This act significantly increases the Earned Income Tax Credit (EITC) thresholds and phaseout amounts for working individuals and married couples filing jointly, applicable for tax years beginning after December 31, 2025.
Gabriel (Gabe) Vasquez
Representative
NM-2
The Boost the Middle Class Act aims to increase financial support for working families by significantly raising the income thresholds for the Earned Income Tax Credit (EITC). This legislation increases both the amounts needed to qualify for the credit and the income levels at which the credit begins to phase out. These changes, which also update future inflation adjustments, will take effect for tax years beginning after December 31, 2025.
The “Boost the Middle Class Act” is taking aim at the Earned Income Tax Credit (EITC), a major support for working families, by significantly increasing how much money you can earn and still qualify for a substantial credit. Think of the EITC as a refund for working people with low to moderate incomes—and this bill is making that refund much easier to get and keep.
The core of the change, found in Section 2, is a massive overhaul of the income thresholds used to calculate the EITC. Essentially, the bill is raising the ceiling on who qualifies and where the credit starts to shrink. For example, some base earned income amounts are jumping from around $6,330 up to $13,629, and another is moving from $8,890 to $19,140. This means more of your earned income counts toward maximizing the credit before the government starts phasing it out.
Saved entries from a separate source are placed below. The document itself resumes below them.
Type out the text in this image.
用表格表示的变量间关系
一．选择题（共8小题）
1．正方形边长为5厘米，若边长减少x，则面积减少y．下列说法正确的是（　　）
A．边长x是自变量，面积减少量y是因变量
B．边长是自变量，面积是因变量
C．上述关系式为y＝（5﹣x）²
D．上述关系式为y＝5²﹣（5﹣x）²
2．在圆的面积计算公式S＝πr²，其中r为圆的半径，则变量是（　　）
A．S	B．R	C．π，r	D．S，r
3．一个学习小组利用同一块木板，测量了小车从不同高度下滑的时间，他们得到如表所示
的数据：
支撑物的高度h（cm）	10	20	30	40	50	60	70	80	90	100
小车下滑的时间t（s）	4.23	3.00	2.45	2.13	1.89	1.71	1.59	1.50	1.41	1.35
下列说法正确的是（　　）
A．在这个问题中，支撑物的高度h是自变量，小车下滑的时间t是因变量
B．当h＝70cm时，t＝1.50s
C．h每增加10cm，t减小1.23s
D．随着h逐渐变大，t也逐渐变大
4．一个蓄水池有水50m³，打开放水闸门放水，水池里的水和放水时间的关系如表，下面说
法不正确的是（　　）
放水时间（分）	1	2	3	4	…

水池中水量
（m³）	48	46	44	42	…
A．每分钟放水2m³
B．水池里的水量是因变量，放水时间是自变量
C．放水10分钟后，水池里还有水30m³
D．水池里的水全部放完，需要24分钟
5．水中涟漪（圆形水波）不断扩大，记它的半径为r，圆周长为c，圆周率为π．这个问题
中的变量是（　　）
For those juggling work and family, these changes mean a bigger break at tax time. The bill specifically raises the income levels where the credit begins to “phase out” or shrink. Currently, if your income hits a certain point, the credit starts disappearing fast. Under this bill, phaseout amounts are being raised from around $11,610 to $24,992 in key areas. For a single parent working a steady job, this translates directly into a higher take-home benefit because they can earn more without losing the credit.
Married couples filing jointly also get a specific boost. The income limit where their phaseout begins is being raised from $5,000 to $7,612. This is a clear acknowledgement that two-earner households need more room to grow their income without being penalized by the tax code. It’s about letting working couples keep more of what they earn, helping them manage rising costs for things like childcare and housing.
Another detail that often gets overlooked but is crucial for the long haul is the update to how these EITC figures are adjusted for inflation. The bill changes the baseline year for future inflation adjustments from 2015 to 2026. Why does this matter? Because using a more recent year as the starting point ensures that the EITC’s value doesn’t erode as quickly due to inflation. It’s the difference between using five-year-old prices to calculate today’s credit versus using prices that are closer to current reality—a small change in the law that makes a big difference in the credit’s real-world buying power over time.
If you’re doing your tax planning, mark your calendar: these higher credit amounts and new thresholds only apply to tax years that begin after December 31, 2025. While the changes are significant and beneficial for working families, the actual impact won't be seen until the 2026 tax filing season.